Il Nursing Up contesta: la previsione contenuta nell’articolo 7 del D.L. 9 marzo 2020 n. 14, con la quale viene previsto che i dipendenti soggetti alla sorveglianza sanitaria debbano continuare a lavorare anche se potenzialmente infetti: tale previsione è pericolosa e va cancellata in sede di conversione; la fallace perseveranza di chi, con gli ultimi provvedimenti adottati, ha inteso prevedere incarichi a tempo determinato agli infermieri necessari per l’emergenza: non siamo professionisti usa e getta.

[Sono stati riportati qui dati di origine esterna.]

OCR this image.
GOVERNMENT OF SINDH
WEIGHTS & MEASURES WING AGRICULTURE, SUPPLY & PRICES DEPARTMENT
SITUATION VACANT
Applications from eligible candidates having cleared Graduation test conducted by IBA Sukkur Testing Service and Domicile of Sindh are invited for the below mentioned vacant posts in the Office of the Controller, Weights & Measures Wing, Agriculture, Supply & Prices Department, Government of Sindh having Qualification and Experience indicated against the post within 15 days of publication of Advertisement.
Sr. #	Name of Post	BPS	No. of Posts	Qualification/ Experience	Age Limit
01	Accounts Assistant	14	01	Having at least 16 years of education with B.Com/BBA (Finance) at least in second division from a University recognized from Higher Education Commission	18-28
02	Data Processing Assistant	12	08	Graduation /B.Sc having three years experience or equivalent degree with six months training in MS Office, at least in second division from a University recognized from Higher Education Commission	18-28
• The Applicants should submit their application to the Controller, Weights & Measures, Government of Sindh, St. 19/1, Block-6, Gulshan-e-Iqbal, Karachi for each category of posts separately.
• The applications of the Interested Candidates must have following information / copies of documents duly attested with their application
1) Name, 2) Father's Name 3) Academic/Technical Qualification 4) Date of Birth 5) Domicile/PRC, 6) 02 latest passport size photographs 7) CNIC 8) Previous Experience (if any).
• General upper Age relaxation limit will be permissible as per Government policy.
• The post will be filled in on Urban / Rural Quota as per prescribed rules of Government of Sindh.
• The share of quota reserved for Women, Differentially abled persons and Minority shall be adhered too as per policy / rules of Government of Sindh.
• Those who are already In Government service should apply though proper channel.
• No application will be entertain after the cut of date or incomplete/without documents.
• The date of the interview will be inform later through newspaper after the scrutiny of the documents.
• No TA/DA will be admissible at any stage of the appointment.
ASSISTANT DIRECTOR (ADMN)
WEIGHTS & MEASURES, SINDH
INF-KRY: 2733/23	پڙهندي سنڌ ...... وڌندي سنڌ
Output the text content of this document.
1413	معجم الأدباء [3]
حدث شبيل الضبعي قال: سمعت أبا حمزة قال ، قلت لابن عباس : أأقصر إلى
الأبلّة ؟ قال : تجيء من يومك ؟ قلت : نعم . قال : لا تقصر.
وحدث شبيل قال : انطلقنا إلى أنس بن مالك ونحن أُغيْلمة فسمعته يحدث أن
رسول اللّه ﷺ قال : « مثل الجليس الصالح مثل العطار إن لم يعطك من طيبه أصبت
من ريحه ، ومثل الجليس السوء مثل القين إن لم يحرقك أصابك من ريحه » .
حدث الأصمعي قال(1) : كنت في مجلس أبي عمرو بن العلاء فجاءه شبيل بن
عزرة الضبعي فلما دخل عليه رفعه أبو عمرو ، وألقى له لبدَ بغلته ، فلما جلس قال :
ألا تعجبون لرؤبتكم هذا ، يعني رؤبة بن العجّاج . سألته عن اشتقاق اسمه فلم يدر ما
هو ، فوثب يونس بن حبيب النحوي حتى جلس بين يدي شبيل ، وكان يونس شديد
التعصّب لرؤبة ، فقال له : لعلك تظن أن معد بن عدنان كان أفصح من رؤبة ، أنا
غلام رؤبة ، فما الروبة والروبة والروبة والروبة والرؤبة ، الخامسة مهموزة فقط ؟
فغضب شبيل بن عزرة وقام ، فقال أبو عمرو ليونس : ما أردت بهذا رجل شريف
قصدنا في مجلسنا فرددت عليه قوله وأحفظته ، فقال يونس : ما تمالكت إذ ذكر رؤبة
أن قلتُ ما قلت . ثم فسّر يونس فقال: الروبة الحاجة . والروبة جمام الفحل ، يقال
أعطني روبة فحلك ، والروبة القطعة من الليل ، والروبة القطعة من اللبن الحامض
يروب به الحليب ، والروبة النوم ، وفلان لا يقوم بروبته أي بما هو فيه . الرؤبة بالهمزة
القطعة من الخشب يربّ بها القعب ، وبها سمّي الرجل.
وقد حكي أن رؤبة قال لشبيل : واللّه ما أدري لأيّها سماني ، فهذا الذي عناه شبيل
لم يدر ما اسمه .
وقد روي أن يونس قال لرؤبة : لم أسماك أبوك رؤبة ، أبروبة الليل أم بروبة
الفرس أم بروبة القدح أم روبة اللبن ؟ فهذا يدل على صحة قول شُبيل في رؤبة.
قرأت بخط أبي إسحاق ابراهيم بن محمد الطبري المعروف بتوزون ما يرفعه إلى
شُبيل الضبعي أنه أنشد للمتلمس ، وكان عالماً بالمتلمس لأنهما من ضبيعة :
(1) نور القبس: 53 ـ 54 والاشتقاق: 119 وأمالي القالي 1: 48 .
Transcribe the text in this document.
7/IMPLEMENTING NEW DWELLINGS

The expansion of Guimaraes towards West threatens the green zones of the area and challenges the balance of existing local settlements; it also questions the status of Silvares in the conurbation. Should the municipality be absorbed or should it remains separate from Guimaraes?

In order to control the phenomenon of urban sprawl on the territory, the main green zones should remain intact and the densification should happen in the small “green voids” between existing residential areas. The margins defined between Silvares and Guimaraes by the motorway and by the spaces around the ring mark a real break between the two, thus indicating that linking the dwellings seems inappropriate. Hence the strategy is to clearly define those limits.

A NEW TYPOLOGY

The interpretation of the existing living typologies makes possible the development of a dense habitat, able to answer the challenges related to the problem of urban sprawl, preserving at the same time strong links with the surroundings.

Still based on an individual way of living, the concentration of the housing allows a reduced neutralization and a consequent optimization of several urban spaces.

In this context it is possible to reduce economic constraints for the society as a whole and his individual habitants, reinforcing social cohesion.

“Mi chiedo cosa farebbe qualsiasi cittadino - argomenta De Palma - se egli stesso fosse un infermiere e se gli venisse proposto di essere assunto a tempo determinato in un momento di emergenza come questo, quindi mettendo a repentaglio l’incolumità propria e quella della famiglia, nella consapevolezza che esiste una norma che consentirà all’azienda sanitaria di rimandarlo a casa al più tardi dopo due anni. Invece dei ringraziamenti pretendiamo rispetto e lealtà, tanto quanto ne stiamo dimostrando noi infermieri”. Per tutte le ragioni esposte, il Nursing Up chiede al Governo di attivarsi immediatamente per risolvere le gravi carenze denunciate. “Nel caso in cui la situazione non dovesse risolversi - avverte - saremo costretti a proteggerci con tutti i mezzi che l’ordinamento ci consente. Lo faremo nostro malgrado, per tutelare noi stessi, i nostri figli, le nostre famiglie e quella dei cittadini”.